Dario Weißmann — Fri, 17 May 2019 08:48:30 GMT

Typo in the definition of the multiplication: $f \omega_2'+f'\omega_2'$ has too many $'$ s

There is also an issue how the multiplication formula is displayed. It overlaps with the sidebar. Works fine in the pdf version though.

#4217 on tag 09ZC by Fabrice Orgogozo

Fabrice Orgogozo — Wed, 15 May 2019 09:45:28 GMT

(And I gave a short proof of the fact that I don't know how to count...)

#4216 on tag 09ZC by Fabrice Orgogozo

Fabrice Orgogozo — Wed, 15 May 2019 09:43:43 GMT

4th sentence of the proof: sch -> such.

#4215 on tag 09LL by Frank

Frank — Tue, 14 May 2019 03:25:53 GMT

It seems better to clarify the second property of graded tensor product: the $p,q$ in $x\in M^p,y\in N^q$ are different from those in the direct sum $\bigoplus_{p+q=n}$ . In other words, here $p+q$ is only assumed to be no greater than $n$ . It seems better to choose different names for them.

#4214 on tag 03BX by David Holmes

David Holmes — Tue, 14 May 2019 04:55:13 GMT

I came here to make the same comment as Wessel, but then I saw Wessel's comment, so I won't (maybe I just did...). So maybe count this as another vote for changing it??

#4213 on tag 09YB by 羽山籍真

羽山籍真 — Mon, 13 May 2019 02:27:20 GMT

For the last sentence of the proof, $V$ has been used to denote an open of $Y$ , so it's not a subspace of $Z$ indeed, maybe replace it by $V\prime$ ?

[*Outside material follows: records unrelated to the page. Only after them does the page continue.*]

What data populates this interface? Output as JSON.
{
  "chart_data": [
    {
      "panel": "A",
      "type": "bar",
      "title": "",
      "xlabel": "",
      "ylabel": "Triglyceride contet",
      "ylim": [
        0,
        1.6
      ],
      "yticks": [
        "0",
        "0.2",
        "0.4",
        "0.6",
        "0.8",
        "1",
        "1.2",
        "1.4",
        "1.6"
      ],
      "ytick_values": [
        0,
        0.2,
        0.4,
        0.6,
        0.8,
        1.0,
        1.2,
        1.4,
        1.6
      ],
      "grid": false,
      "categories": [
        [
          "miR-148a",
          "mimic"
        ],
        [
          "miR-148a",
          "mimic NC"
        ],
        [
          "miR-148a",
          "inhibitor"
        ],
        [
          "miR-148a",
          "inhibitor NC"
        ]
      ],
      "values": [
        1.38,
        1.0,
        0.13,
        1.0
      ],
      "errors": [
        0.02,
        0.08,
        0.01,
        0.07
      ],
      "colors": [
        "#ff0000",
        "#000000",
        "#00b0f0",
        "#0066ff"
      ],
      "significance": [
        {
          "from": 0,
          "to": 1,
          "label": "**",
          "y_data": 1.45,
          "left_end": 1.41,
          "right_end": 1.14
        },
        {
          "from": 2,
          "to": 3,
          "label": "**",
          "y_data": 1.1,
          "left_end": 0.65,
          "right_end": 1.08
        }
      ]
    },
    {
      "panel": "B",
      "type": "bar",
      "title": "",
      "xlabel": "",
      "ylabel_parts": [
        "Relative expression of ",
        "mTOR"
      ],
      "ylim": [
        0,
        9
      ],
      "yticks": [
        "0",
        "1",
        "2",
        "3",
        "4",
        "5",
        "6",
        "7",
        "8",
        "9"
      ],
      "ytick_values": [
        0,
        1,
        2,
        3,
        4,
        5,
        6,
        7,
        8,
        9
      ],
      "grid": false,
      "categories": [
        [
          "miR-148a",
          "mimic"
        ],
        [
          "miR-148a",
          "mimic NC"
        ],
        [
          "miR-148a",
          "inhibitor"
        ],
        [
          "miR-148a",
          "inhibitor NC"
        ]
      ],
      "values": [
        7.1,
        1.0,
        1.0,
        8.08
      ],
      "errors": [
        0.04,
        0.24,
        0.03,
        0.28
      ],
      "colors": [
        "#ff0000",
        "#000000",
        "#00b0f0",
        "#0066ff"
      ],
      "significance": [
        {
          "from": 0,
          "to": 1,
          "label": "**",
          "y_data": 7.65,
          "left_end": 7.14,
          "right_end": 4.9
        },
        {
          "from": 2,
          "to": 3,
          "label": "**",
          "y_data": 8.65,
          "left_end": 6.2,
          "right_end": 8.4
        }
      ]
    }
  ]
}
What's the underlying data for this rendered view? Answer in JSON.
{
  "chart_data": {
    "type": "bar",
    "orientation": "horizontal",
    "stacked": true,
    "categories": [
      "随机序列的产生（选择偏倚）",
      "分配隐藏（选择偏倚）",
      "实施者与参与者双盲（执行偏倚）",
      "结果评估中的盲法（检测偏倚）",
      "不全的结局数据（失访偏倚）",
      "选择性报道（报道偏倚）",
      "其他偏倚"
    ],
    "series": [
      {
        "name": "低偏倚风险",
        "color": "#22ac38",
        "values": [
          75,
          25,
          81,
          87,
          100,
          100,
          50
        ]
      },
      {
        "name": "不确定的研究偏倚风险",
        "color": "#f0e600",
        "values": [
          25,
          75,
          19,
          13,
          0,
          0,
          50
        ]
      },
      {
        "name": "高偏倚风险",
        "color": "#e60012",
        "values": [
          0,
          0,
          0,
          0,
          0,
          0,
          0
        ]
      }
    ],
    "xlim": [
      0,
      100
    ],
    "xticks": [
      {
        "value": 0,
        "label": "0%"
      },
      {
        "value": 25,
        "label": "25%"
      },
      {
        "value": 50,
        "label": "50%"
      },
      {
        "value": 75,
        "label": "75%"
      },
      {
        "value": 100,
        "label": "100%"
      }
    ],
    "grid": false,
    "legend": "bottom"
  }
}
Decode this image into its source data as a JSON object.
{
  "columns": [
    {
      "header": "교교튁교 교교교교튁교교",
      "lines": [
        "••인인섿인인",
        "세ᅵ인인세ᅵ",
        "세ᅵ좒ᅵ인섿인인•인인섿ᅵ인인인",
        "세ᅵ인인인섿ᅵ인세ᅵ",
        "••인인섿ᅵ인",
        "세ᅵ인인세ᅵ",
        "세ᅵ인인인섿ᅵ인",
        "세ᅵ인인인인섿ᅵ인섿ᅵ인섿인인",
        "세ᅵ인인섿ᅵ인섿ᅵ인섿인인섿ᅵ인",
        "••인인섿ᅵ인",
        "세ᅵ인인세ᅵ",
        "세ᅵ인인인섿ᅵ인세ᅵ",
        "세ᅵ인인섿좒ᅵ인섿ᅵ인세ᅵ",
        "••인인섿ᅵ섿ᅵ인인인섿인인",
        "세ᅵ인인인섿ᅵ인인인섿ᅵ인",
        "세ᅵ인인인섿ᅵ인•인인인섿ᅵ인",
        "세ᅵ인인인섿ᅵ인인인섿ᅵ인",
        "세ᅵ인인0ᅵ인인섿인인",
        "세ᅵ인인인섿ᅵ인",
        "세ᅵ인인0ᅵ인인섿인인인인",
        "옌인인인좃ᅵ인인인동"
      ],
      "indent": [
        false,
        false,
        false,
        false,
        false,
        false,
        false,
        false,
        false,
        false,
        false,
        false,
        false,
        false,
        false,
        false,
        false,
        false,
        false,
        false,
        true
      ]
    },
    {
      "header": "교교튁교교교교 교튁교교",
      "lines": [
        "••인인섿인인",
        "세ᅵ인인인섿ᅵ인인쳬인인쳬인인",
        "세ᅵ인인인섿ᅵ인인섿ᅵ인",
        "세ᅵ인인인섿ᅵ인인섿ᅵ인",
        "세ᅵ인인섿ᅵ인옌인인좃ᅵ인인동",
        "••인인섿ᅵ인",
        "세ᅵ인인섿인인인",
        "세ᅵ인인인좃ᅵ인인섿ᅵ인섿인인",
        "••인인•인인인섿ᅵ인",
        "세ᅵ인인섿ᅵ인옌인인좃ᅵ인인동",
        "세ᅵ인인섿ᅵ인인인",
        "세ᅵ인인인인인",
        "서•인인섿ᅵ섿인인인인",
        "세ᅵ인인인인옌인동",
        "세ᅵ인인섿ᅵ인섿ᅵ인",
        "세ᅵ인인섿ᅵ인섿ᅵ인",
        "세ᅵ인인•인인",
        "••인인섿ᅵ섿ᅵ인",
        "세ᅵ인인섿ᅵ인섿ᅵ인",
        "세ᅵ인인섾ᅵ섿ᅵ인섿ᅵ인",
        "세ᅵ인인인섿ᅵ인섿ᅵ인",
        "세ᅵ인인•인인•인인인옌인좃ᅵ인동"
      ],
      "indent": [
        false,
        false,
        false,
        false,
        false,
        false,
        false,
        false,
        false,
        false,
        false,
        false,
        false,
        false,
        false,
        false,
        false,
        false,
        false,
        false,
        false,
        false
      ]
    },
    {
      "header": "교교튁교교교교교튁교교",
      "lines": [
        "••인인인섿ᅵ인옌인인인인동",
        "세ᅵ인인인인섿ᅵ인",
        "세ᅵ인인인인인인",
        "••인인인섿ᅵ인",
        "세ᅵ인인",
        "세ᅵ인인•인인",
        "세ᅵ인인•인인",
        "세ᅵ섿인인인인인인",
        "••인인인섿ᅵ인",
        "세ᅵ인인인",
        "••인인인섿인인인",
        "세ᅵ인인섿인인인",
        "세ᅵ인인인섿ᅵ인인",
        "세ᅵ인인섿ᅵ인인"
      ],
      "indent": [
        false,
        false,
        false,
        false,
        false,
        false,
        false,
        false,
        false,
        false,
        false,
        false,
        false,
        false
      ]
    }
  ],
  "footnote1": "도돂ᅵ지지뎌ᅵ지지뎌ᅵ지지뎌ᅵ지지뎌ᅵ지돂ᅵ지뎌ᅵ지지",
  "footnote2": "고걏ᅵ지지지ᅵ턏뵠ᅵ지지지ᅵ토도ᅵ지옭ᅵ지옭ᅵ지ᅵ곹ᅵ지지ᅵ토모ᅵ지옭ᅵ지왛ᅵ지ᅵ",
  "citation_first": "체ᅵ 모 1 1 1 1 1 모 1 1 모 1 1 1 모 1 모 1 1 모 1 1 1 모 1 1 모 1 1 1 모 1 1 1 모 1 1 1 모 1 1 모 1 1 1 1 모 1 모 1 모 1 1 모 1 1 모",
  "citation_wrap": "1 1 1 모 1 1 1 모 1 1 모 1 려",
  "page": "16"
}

#4212 on tag 02L3 by Sean Cotner

Sean Cotner — Fri, 10 May 2019 01:43:39 GMT

Small point: after replacing S by f(X), you still use the assumption that S is affine. I think this can be fixed by instead base changing to an arbitrary affine open contained in f(X), after which the rest of the proof goes through.